Three books appeared in 1972. First Day in School (Doubleday, 1972) shows the reactions of children as they experience a kindergarten classroom for the first time. Apprehensive at the start, they eventually overcome their fears and find that school can be fun. Rooftop Hogi (Doubleday) follows a boy who watches a neighbor's rooftop pigeons and one day decides to join them in a flight across New York City. The publisher called it "a young boy's escape from the heat, noise, and boredom of a summer afternoon in the city." The Walk (Coward) follows two boys as they take a walk off city streets into the countryside, finding beauty even in the litter they encounter.

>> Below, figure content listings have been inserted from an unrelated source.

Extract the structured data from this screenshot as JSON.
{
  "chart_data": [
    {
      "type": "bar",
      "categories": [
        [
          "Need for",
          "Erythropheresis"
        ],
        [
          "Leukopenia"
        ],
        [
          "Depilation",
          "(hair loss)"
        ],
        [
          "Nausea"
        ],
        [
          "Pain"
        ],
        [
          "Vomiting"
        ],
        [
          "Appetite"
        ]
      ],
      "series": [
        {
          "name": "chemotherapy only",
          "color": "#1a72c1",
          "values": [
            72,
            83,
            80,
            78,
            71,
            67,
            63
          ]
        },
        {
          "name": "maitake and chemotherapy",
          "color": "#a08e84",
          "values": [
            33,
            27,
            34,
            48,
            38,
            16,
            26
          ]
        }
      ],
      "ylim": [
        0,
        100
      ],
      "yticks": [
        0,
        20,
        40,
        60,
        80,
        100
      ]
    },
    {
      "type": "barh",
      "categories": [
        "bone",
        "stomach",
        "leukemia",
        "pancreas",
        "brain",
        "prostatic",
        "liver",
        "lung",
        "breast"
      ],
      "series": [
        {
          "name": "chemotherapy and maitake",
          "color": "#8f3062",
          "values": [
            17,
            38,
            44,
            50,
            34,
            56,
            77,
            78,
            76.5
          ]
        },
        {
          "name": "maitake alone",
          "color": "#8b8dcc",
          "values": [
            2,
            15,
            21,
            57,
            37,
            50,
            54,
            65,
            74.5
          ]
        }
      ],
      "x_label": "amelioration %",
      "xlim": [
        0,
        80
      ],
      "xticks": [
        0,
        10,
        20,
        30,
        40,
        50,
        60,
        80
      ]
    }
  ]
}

The Rory Story (Doubleday, 1974) is a narrative by a puppy about his daily activities with children in the house where he lives, in its neighborhood, and on family outings. A library notice called it "an excellent, true-to-life picture book."

==Personal life and family==

Binzen was born in Montclair, New Jersey, on September 21, 1918. His birth name was Frederick William Binzen. His father, also named Frederick William Binzen, was an executive vice president of the J. C. Penney Company. His mother was Lucy Husted Binzen. He had two younger brothers, Peter and David.

His first job on leaving college was as a page for the National Broadcasting Company in Rockefeller Center and tour guide at Radio City Music Hall. When the US entered World War II, he tried to join the Army Air Corps but, because he was too light for his height, he did not pass the Army's physical exam. He then spent nine months at a Jackson Hole dude ranch, working to increase his weight, and then passed his physical exam on the second try in October 1942. Once trained, he served in the 463rd Operations Group as co-pilot of a B-17 bomber its crew named Umbriago. During 1944 and 1945 he flew 25 missions from an airfield in Foggia, Italy, to targets in Central Europe. Other members of the crew included Norman Lear as radio operator and dorsal turret gunner. In 1944 his unit received a citation for an exceptionally long run to Berlin. Although 17 of 31 bombers were downed by enemy fire, the group achieved its objectives and the surviving planes returned safely to base.

In 1947 Binzen married Sara Jane Hipp, stepdaughter of a prominent New York furrier. They had one child, Frederick William Binzen. He and Hipp were divorced in 1954. In 1959 Binzen married Gaile Longden, whom he had met when she was a copywriter at the Ogilvy agency where Binzen served as art director. They had three children: Susanna, Timothy, and Nathaniel. During the 1960s the family lived on 10th Street in New York's East Village. By 1970 they had moved to Salisbury, Connecticut, where he resided for the rest of his life. Binzen died on November 1, 2010, after battling both cancer and pneumonia.